In recent decades, the global increase in obesity, which is linked to lifestyle changes, has led to an increase in metabolic syndrome. Through lipotoxicity and altered lipid metabolism, metabolic syndrome contributes to the development of chronic kidney disease [17,18,19]. However, the early effects of these alterations on the kidneys remain unclear, and treatment options for diabetic nephropathy are still limited. In this context, curcumin emerges as a promising alternative strategy [20]. Furthermore, research on bisdemethoxycurcumin (BDMC), a turmeric-derived compound, revealed its ability to counteract chronic kidney disease caused by high-fat diets by activating the Keap1/Nrf2 pathway and reducing oxidative stress-related damage (contribution 5).
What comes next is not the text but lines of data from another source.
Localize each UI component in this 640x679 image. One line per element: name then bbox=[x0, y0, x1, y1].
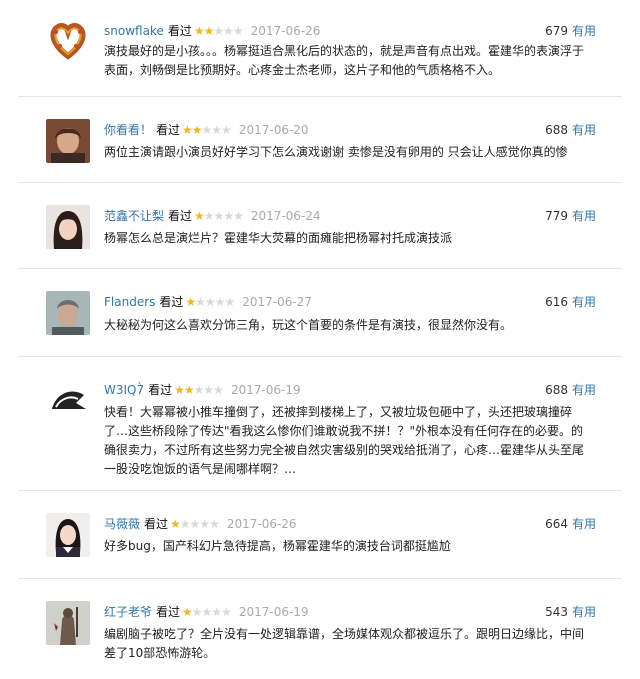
comment-text: 演技最好的是小孩。。。杨幂挺适合黑化后的状态的，就是声音有点出戏。霍建华的表演浮… bbox=[104, 44, 585, 77]
comment-item: 红子老爷 看过 ★★★★★ 2017-06-19 543 有用 编剧脑子被吃了？全片没有… bbox=[0, 579, 640, 679]
man-photo-avatar[interactable] bbox=[46, 291, 90, 335]
comment-meta: snowflake 看过 ★★★★★ 2017-06-26 bbox=[104, 22, 320, 40]
person-photo-avatar[interactable] bbox=[46, 119, 90, 163]
rating-stars: ★★★★★ bbox=[170, 517, 220, 531]
bird-drawing-avatar[interactable] bbox=[46, 379, 90, 423]
girl-photo-avatar[interactable] bbox=[46, 205, 90, 249]
watched-label: 看过 bbox=[168, 209, 193, 223]
comment-text: 两位主演请跟小演员好好学习下怎么演戏谢谢 卖惨是没有卵用的 只会让人感觉你真的惨 bbox=[104, 145, 568, 159]
comment-date: 2017-06-24 bbox=[250, 209, 321, 223]
rating-stars: ★★★★★ bbox=[194, 209, 244, 223]
comment-text: 快看！大幂幂被小推车撞倒了，还被摔到楼梯上了，又被垃圾包砸中了，头还把玻璃撞碎了… bbox=[104, 405, 585, 476]
comment-meta: Flanders 看过 ★★★★★ 2017-06-27 bbox=[104, 293, 312, 311]
watched-label: 看过 bbox=[167, 24, 192, 38]
vote-area: 664 有用 bbox=[545, 515, 596, 533]
username-link[interactable]: 红子老爷 bbox=[104, 605, 152, 619]
useful-button[interactable]: 有用 bbox=[572, 383, 596, 397]
vote-count: 779 bbox=[545, 209, 568, 223]
comment-text: 杨幂怎么总是演烂片？霍建华大荧幕的面瘫能把杨幂衬托成演技派 bbox=[104, 231, 453, 245]
vote-count: 679 bbox=[545, 24, 568, 38]
vote-area: 688 有用 bbox=[545, 381, 596, 399]
comment-item: snowflake 看过 ★★★★★ 2017-06-26 679 有用 演技最好的是小… bbox=[0, 0, 640, 97]
useful-button[interactable]: 有用 bbox=[572, 295, 596, 309]
username-link[interactable]: snowflake bbox=[104, 24, 164, 38]
useful-button[interactable]: 有用 bbox=[572, 605, 596, 619]
comment-date: 2017-06-26 bbox=[250, 24, 321, 38]
knight-statue-avatar[interactable] bbox=[46, 601, 90, 645]
rating-stars: ★★★★★ bbox=[182, 123, 232, 137]
comment-meta: 你看看！ 看过 ★★★★★ 2017-06-20 bbox=[104, 121, 309, 139]
rating-stars: ★★★★★ bbox=[182, 605, 232, 619]
rating-stars: ★★★★★ bbox=[185, 295, 235, 309]
comment-text: 大秘秘为何这么喜欢分饰三角，玩这个首要的条件是有演技，很显然你没有。 bbox=[104, 318, 513, 332]
vote-area: 679 有用 bbox=[545, 22, 596, 40]
vote-count: 664 bbox=[545, 517, 568, 531]
comment-item: W3IQ7̀ 看过 ★★★★★ 2017-06-19 688 有用 快看！大幂幂被小推车… bbox=[0, 357, 640, 491]
vote-area: 779 有用 bbox=[545, 207, 596, 225]
username-link[interactable]: W3IQ7̀ bbox=[104, 383, 144, 397]
vote-area: 616 有用 bbox=[545, 293, 596, 311]
username-link[interactable]: 你看看！ bbox=[104, 123, 152, 137]
comment-item: 范鑫不让梨 看过 ★★★★★ 2017-06-24 779 有用 杨幂怎么总是演烂片？霍… bbox=[0, 183, 640, 269]
useful-button[interactable]: 有用 bbox=[572, 517, 596, 531]
comment-date: 2017-06-20 bbox=[238, 123, 309, 137]
rating-stars: ★★★★★ bbox=[193, 24, 244, 38]
comment-text: 好多bug，国产科幻片急待提高，杨幂霍建华的演技台词都挺尴尬 bbox=[104, 539, 451, 553]
vote-area: 688 有用 bbox=[545, 121, 596, 139]
watched-label: 看过 bbox=[148, 383, 173, 397]
woman-photo-avatar[interactable] bbox=[46, 513, 90, 557]
watched-label: 看过 bbox=[156, 605, 181, 619]
comment-item: Flanders 看过 ★★★★★ 2017-06-27 616 有用 大秘秘为何这么喜… bbox=[0, 269, 640, 357]
watched-label: 看过 bbox=[144, 517, 169, 531]
comment-meta: 范鑫不让梨 看过 ★★★★★ 2017-06-24 bbox=[104, 207, 321, 225]
username-link[interactable]: 范鑫不让梨 bbox=[104, 209, 164, 223]
comment-date: 2017-06-26 bbox=[226, 517, 297, 531]
username-link[interactable]: 马薇薇 bbox=[104, 517, 140, 531]
comment-text: 编剧脑子被吃了？全片没有一处逻辑靠谱，全场媒体观众都被逗乐了。跟明日边缘比，中间… bbox=[104, 627, 585, 660]
comment-meta: W3IQ7̀ 看过 ★★★★★ 2017-06-19 bbox=[104, 381, 301, 399]
watched-label: 看过 bbox=[159, 295, 184, 309]
comment-date: 2017-06-27 bbox=[242, 295, 312, 309]
vote-count: 543 bbox=[545, 605, 568, 619]
watched-label: 看过 bbox=[156, 123, 181, 137]
vote-count: 688 bbox=[545, 383, 568, 397]
comment-item: 马薇薇 看过 ★★★★★ 2017-06-26 664 有用 好多bug，国产科幻片急待… bbox=[0, 491, 640, 579]
comment-meta: 马薇薇 看过 ★★★★★ 2017-06-26 bbox=[104, 515, 297, 533]
useful-button[interactable]: 有用 bbox=[572, 24, 596, 38]
rating-stars: ★★★★★ bbox=[174, 383, 224, 397]
comment-date: 2017-06-19 bbox=[238, 605, 309, 619]
useful-button[interactable]: 有用 bbox=[572, 123, 596, 137]
useful-button[interactable]: 有用 bbox=[572, 209, 596, 223]
vote-area: 543 有用 bbox=[545, 603, 596, 621]
vote-count: 688 bbox=[545, 123, 568, 137]
vote-count: 616 bbox=[545, 295, 568, 309]
heart-wreath-avatar[interactable] bbox=[46, 18, 90, 62]
comment-meta: 红子老爷 看过 ★★★★★ 2017-06-19 bbox=[104, 603, 309, 621]
username-link[interactable]: Flanders bbox=[104, 295, 155, 309]
comment-list: snowflake 看过 ★★★★★ 2017-06-26 679 有用 演技最好的是小… bbox=[0, 0, 640, 679]
comment-item: 你看看！ 看过 ★★★★★ 2017-06-20 688 有用 两位主演请跟小演员好好学… bbox=[0, 97, 640, 183]
comment-date: 2017-06-19 bbox=[230, 383, 301, 397]
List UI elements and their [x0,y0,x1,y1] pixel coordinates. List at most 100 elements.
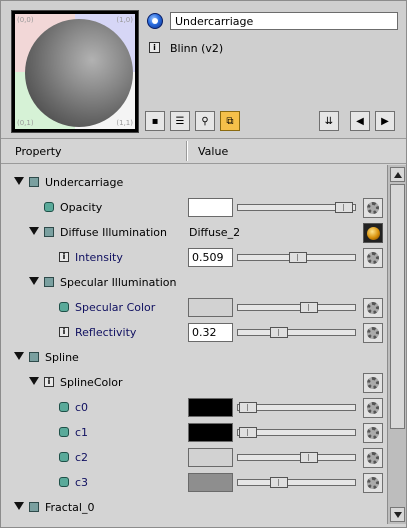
info-icon: i [59,252,69,262]
node-square-icon [44,277,54,287]
tree-row-intensity[interactable]: i Intensity 0.509 [1,245,387,270]
scrollbar-thumb[interactable] [390,184,405,429]
back-button[interactable]: ◀ [350,111,370,131]
column-separator[interactable] [186,141,188,161]
node-square-icon [29,352,39,362]
row-label: c1 [75,426,89,439]
row-label: Spline [45,351,79,364]
render-options-button[interactable]: ▪ [145,111,165,131]
opacity-slider[interactable] [237,202,356,213]
scroll-down-button[interactable] [390,507,405,522]
tree-row-specular-color[interactable]: Specular Color [1,295,387,320]
c2-color-swatch[interactable] [188,448,233,467]
tree-row-reflectivity[interactable]: i Reflectivity 0.32 [1,320,387,345]
specular-color-slider[interactable] [237,302,356,313]
slider-thumb[interactable] [239,427,257,438]
scroll-up-button[interactable] [390,167,405,182]
tree-row-spline[interactable]: Spline [1,345,387,370]
tree-row-undercarriage[interactable]: Undercarriage [1,170,387,195]
diffuse-texture-name: Diffuse_2 [189,226,241,239]
reflectivity-settings-button[interactable] [363,323,383,343]
info-icon: i [59,327,69,337]
gear-icon [367,302,379,314]
gear-icon [367,427,379,439]
reflectivity-field[interactable]: 0.32 [188,323,233,342]
vertical-scrollbar[interactable] [387,165,406,524]
forward-icon: ▶ [381,115,389,127]
expand-arrow-icon[interactable] [14,352,24,360]
color-param-icon [44,202,54,212]
tree-row-splinecolor[interactable]: i SplineColor [1,370,387,395]
slider-thumb[interactable] [239,402,257,413]
slider-thumb[interactable] [270,327,288,338]
node-square-icon [29,502,39,512]
row-label: SplineColor [60,376,123,389]
specular-color-settings-button[interactable] [363,298,383,318]
list-view-button[interactable]: ☰ [170,111,190,131]
reflectivity-slider[interactable] [237,327,356,338]
row-label: Opacity [60,201,103,214]
c1-color-swatch[interactable] [188,423,233,442]
material-header-panel: (0,0) (1,0) (0,1) (1,1) Undercarriage i … [1,1,406,139]
expand-arrow-icon[interactable] [14,177,24,185]
c2-settings-button[interactable] [363,448,383,468]
c2-slider[interactable] [237,452,356,463]
expand-arrow-icon[interactable] [29,377,39,385]
expand-arrow-icon[interactable] [14,502,24,510]
c0-color-swatch[interactable] [188,398,233,417]
tree-row-c0[interactable]: c0 [1,395,387,420]
intensity-field[interactable]: 0.509 [188,248,233,267]
slider-thumb[interactable] [289,252,307,263]
gear-icon [367,327,379,339]
opacity-color-swatch[interactable] [188,198,233,217]
row-label: c2 [75,451,89,464]
slider-thumb[interactable] [335,202,353,213]
opacity-settings-button[interactable] [363,198,383,218]
tree-row-c2[interactable]: c2 [1,445,387,470]
diffuse-texture-button[interactable] [363,223,383,243]
intensity-settings-button[interactable] [363,248,383,268]
node-square-icon [29,177,39,187]
row-label: Specular Illumination [60,276,177,289]
c3-settings-button[interactable] [363,473,383,493]
row-label: Specular Color [75,301,156,314]
info-icon: i [149,42,160,53]
c0-slider[interactable] [237,402,356,413]
property-column-header[interactable]: Property [15,145,62,158]
c1-slider[interactable] [237,427,356,438]
material-preview-swatch[interactable]: (0,0) (1,0) (0,1) (1,1) [11,10,139,133]
color-param-icon [59,427,69,437]
slider-thumb[interactable] [270,477,288,488]
shader-type-label: Blinn (v2) [170,42,224,55]
tree-row-specular-illumination[interactable]: Specular Illumination [1,270,387,295]
slider-thumb[interactable] [300,302,318,313]
intensity-slider[interactable] [237,252,356,263]
uv-label-bl: (0,1) [17,119,34,127]
splinecolor-settings-button[interactable] [363,373,383,393]
collapse-button[interactable]: ⇊ [319,111,339,131]
color-param-icon [59,302,69,312]
tree-row-opacity[interactable]: Opacity [1,195,387,220]
forward-button[interactable]: ▶ [375,111,395,131]
tree-row-c3[interactable]: c3 [1,470,387,495]
material-view-button[interactable]: ⧉ [220,111,240,131]
c0-settings-button[interactable] [363,398,383,418]
expand-arrow-icon[interactable] [29,227,39,235]
pin-icon: ⚲ [201,115,209,127]
tree-row-fractal[interactable]: Fractal_0 [1,495,387,520]
column-header: Property Value [1,139,406,164]
expand-arrow-icon[interactable] [29,277,39,285]
c1-settings-button[interactable] [363,423,383,443]
info-icon: i [44,377,54,387]
value-column-header[interactable]: Value [198,145,228,158]
c3-color-swatch[interactable] [188,473,233,492]
pin-button[interactable]: ⚲ [195,111,215,131]
tree-row-c1[interactable]: c1 [1,420,387,445]
color-param-icon [59,452,69,462]
specular-color-swatch[interactable] [188,298,233,317]
tree-row-diffuse-illumination[interactable]: Diffuse Illumination Diffuse_2 [1,220,387,245]
slider-thumb[interactable] [300,452,318,463]
material-name-field[interactable]: Undercarriage [170,12,398,30]
color-param-icon [59,402,69,412]
c3-slider[interactable] [237,477,356,488]
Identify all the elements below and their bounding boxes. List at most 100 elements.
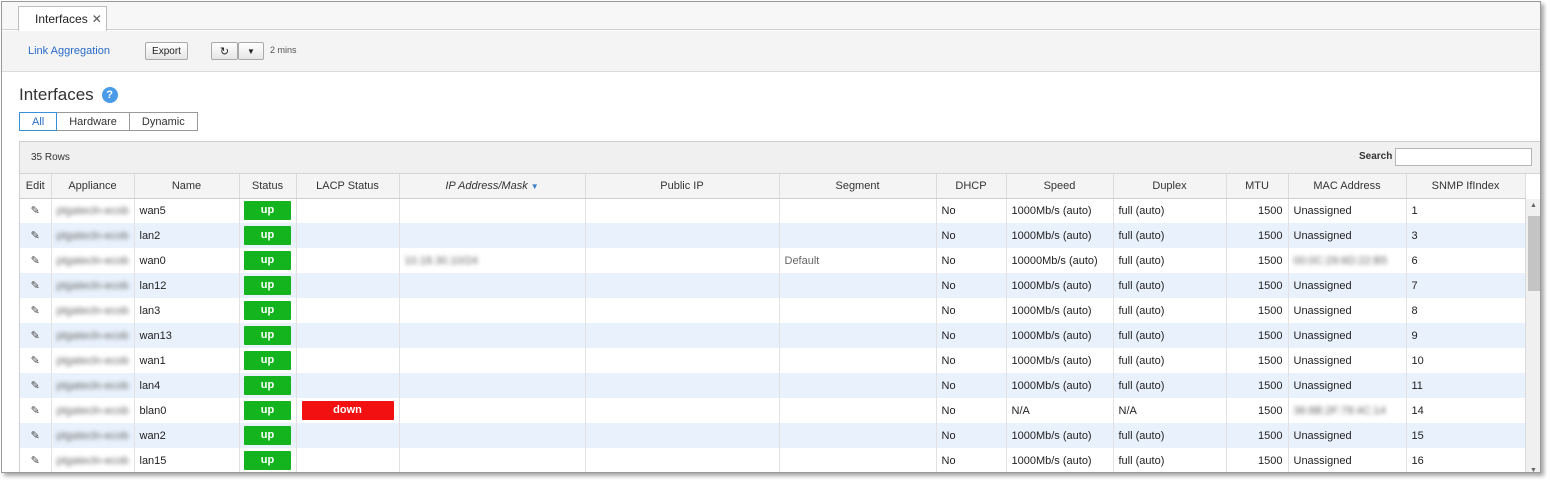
public-ip-cell <box>585 423 780 448</box>
lacp-status-cell: down <box>296 398 400 423</box>
column-header-status[interactable]: Status <box>239 174 297 199</box>
lacp-status-cell <box>296 248 400 273</box>
mtu-cell: 1500 <box>1226 448 1289 472</box>
edit-cell[interactable]: ✎ <box>20 423 52 448</box>
table-row[interactable]: ✎ ptgatecln-ecob lan3 up No 1000Mb/s (auto) fu… <box>20 298 1526 323</box>
snmp-ifindex-cell: 1 <box>1406 198 1526 223</box>
name-value: wan1 <box>139 354 166 367</box>
export-button[interactable]: Export <box>145 42 188 60</box>
edit-cell[interactable]: ✎ <box>20 323 52 348</box>
pencil-icon[interactable]: ✎ <box>31 255 40 267</box>
scrollbar-thumb[interactable] <box>1528 216 1540 291</box>
help-icon[interactable]: ? <box>101 87 118 103</box>
edit-cell[interactable]: ✎ <box>20 373 52 398</box>
segment-cell <box>779 398 937 423</box>
filter-hardware[interactable]: Hardware <box>56 112 130 131</box>
column-header-mtu[interactable]: MTU <box>1226 174 1289 199</box>
column-header-ip-address-mask[interactable]: IP Address/Mask ▼ <box>399 174 586 199</box>
status-badge: up <box>244 401 291 420</box>
vertical-scrollbar[interactable]: ▲ ▼ <box>1525 199 1540 472</box>
pencil-icon[interactable]: ✎ <box>31 230 40 242</box>
refresh-icon: ↻ <box>219 45 230 58</box>
filter-all[interactable]: All <box>19 112 58 131</box>
refresh-button[interactable]: ↻ <box>211 42 238 60</box>
table-row[interactable]: ✎ ptgatecln-ecob wan13 up No 1000Mb/s (auto) f… <box>20 323 1526 348</box>
status-cell: up <box>239 298 297 323</box>
edit-cell[interactable]: ✎ <box>20 248 52 273</box>
ip-address-cell <box>399 273 586 298</box>
column-header-name[interactable]: Name <box>134 174 240 199</box>
dhcp-value: No <box>941 329 956 342</box>
edit-cell[interactable]: ✎ <box>20 398 52 423</box>
pencil-icon[interactable]: ✎ <box>31 305 40 317</box>
filter-dynamic[interactable]: Dynamic <box>128 112 198 131</box>
status-cell: up <box>239 223 297 248</box>
column-header-public-ip[interactable]: Public IP <box>585 174 780 199</box>
snmp-ifindex-cell: 9 <box>1406 323 1526 348</box>
column-header-appliance[interactable]: Appliance <box>51 174 135 199</box>
appliance-value: ptgatecln-ecob <box>56 404 129 417</box>
column-header-label: LACP Status <box>316 179 379 192</box>
dhcp-value: No <box>941 404 956 417</box>
speed-value: 1000Mb/s (auto) <box>1011 204 1092 217</box>
dhcp-cell: No <box>936 373 1007 398</box>
column-header-edit[interactable]: Edit <box>20 174 52 199</box>
speed-value: 1000Mb/s (auto) <box>1011 454 1092 467</box>
column-header-dhcp[interactable]: DHCP <box>936 174 1007 199</box>
table-row[interactable]: ✎ ptgatecln-ecob wan0 up 10.18.30.10/24 Defau… <box>20 248 1526 273</box>
scroll-down-icon[interactable]: ▼ <box>1530 467 1537 472</box>
table-row[interactable]: ✎ ptgatecln-ecob wan1 up No 1000Mb/s (auto) fu… <box>20 348 1526 373</box>
column-header-mac-address[interactable]: MAC Address <box>1288 174 1407 199</box>
status-cell: up <box>239 423 297 448</box>
dhcp-cell: No <box>936 298 1007 323</box>
pencil-icon[interactable]: ✎ <box>31 430 40 442</box>
appliance-value: ptgatecln-ecob <box>56 454 129 467</box>
status-cell: up <box>239 448 297 472</box>
scroll-up-icon[interactable]: ▲ <box>1530 202 1537 209</box>
table-row[interactable]: ✎ ptgatecln-ecob wan5 up No 1000Mb/s (auto) fu… <box>20 198 1526 223</box>
pencil-icon[interactable]: ✎ <box>31 405 40 417</box>
column-header-speed[interactable]: Speed <box>1006 174 1114 199</box>
table-row[interactable]: ✎ ptgatecln-ecob lan4 up No 1000Mb/s (auto) fu… <box>20 373 1526 398</box>
pencil-icon[interactable]: ✎ <box>31 280 40 292</box>
mtu-value: 1500 <box>1258 404 1283 417</box>
column-header-snmp-ifindex[interactable]: SNMP IfIndex <box>1406 174 1526 199</box>
column-header-lacp-status[interactable]: LACP Status <box>296 174 400 199</box>
interfaces-table: Edit Appliance Name Status LACP Status IP Add… <box>20 174 1526 472</box>
pencil-icon[interactable]: ✎ <box>31 455 40 467</box>
name-value: lan2 <box>139 229 161 242</box>
edit-cell[interactable]: ✎ <box>20 198 52 223</box>
column-header-duplex[interactable]: Duplex <box>1113 174 1227 199</box>
edit-cell[interactable]: ✎ <box>20 273 52 298</box>
close-icon[interactable]: ✕ <box>92 12 102 26</box>
search-input[interactable] <box>1395 148 1532 166</box>
ip-address-cell: 10.18.30.10/24 <box>399 248 586 273</box>
refresh-interval-dropdown[interactable]: ▼ <box>238 42 264 60</box>
edit-cell[interactable]: ✎ <box>20 223 52 248</box>
edit-cell[interactable]: ✎ <box>20 348 52 373</box>
pencil-icon[interactable]: ✎ <box>31 355 40 367</box>
speed-cell: 1000Mb/s (auto) <box>1006 198 1114 223</box>
table-row[interactable]: ✎ ptgatecln-ecob wan2 up No 1000Mb/s (auto) fu… <box>20 423 1526 448</box>
table-row[interactable]: ✎ ptgatecln-ecob blan0 up down No N/A N/A 1500 36… <box>20 398 1526 423</box>
table-row[interactable]: ✎ ptgatecln-ecob lan15 up No 1000Mb/s (auto) f… <box>20 448 1526 472</box>
name-value: lan15 <box>139 454 167 467</box>
tab-interfaces[interactable]: Interfaces ✕ <box>18 6 107 31</box>
table-row[interactable]: ✎ ptgatecln-ecob lan2 up No 1000Mb/s (auto) fu… <box>20 223 1526 248</box>
snmp-ifindex-cell: 14 <box>1406 398 1526 423</box>
table-row[interactable]: ✎ ptgatecln-ecob lan12 up No 1000Mb/s (auto) f… <box>20 273 1526 298</box>
filter-button-group: All Hardware Dynamic <box>19 112 198 131</box>
name-value: wan5 <box>139 204 166 217</box>
lacp-status-cell <box>296 448 400 472</box>
name-cell: wan13 <box>134 323 240 348</box>
speed-value: 1000Mb/s (auto) <box>1011 429 1092 442</box>
pencil-icon[interactable]: ✎ <box>31 380 40 392</box>
edit-cell[interactable]: ✎ <box>20 448 52 472</box>
column-header-segment[interactable]: Segment <box>779 174 937 199</box>
duplex-cell: N/A <box>1113 398 1227 423</box>
pencil-icon[interactable]: ✎ <box>31 205 40 217</box>
edit-cell[interactable]: ✎ <box>20 298 52 323</box>
link-aggregation-link[interactable]: Link Aggregation <box>28 45 110 57</box>
pencil-icon[interactable]: ✎ <box>31 330 40 342</box>
mac-address-cell: Unassigned <box>1288 423 1407 448</box>
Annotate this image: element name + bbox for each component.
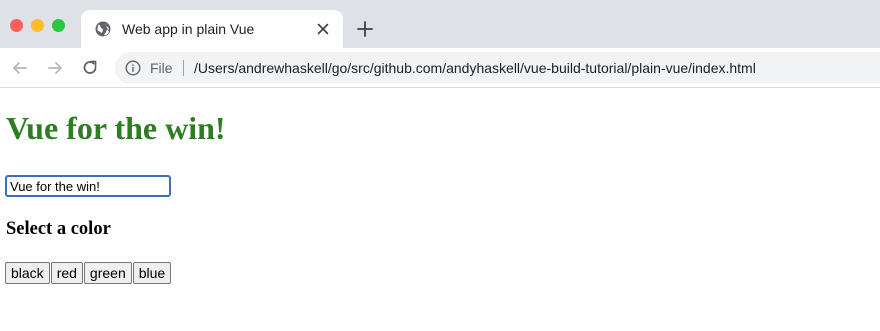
blue-color-button[interactable]: blue xyxy=(132,262,172,284)
info-icon[interactable] xyxy=(125,60,141,76)
tab-title: Web app in plain Vue xyxy=(122,21,255,37)
close-window-button[interactable] xyxy=(10,19,23,32)
page-heading: Vue for the win! xyxy=(6,110,226,146)
black-color-button[interactable]: black xyxy=(5,262,50,284)
tab-strip: Web app in plain Vue xyxy=(0,0,880,48)
back-arrow-icon[interactable] xyxy=(10,58,30,78)
scheme-label: File xyxy=(150,60,173,76)
color-button-group: black red green blue xyxy=(5,262,172,284)
page-content: Vue for the win! Select a color black re… xyxy=(0,89,880,331)
url-text[interactable]: /Users/andrewhaskell/go/src/github.com/a… xyxy=(194,60,756,76)
close-tab-icon[interactable] xyxy=(315,21,331,37)
globe-icon xyxy=(95,21,111,37)
new-tab-icon[interactable] xyxy=(356,20,374,38)
forward-arrow-icon[interactable] xyxy=(45,58,65,78)
message-input[interactable] xyxy=(5,175,171,197)
zoom-window-button[interactable] xyxy=(52,19,65,32)
minimize-window-button[interactable] xyxy=(31,19,44,32)
browser-toolbar: File /Users/andrewhaskell/go/src/github.… xyxy=(0,48,880,88)
red-color-button[interactable]: red xyxy=(50,262,83,284)
reload-icon[interactable] xyxy=(80,58,100,78)
address-divider xyxy=(183,60,184,76)
browser-tab[interactable]: Web app in plain Vue xyxy=(81,10,343,48)
address-bar[interactable]: File /Users/andrewhaskell/go/src/github.… xyxy=(115,52,880,84)
section-heading: Select a color xyxy=(6,219,111,239)
green-color-button[interactable]: green xyxy=(83,262,132,284)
Taken together, these contributions highlight that food is much more than just a source of calories and nutrients. Dietary components act as bioactive regulators of inflammation, oxidative balance, microbial ecology and tissue homeostasis. They also highlight the importance of factors such as sex, age, and long-term adherence in determining outcomes, challenging overly simplistic models of diet–disease relationships.

Conclusions

In conclusion, the contributions to this Special Issue reinforce the idea that preventing and managing non-communicable diseases (NCDs) requires an understanding of how diet and lifestyle affect molecular and cellular health. This body of work provides new insights into how we might mitigate the growing burden of NCDs and promote healthier, more sustainable lifestyles in the post-pandemic era by integrating nutritional biochemistry, experimental models, and human studies.

We thank all the authors and reviewers for their valuable contributions and look forward to further advancing this critical field.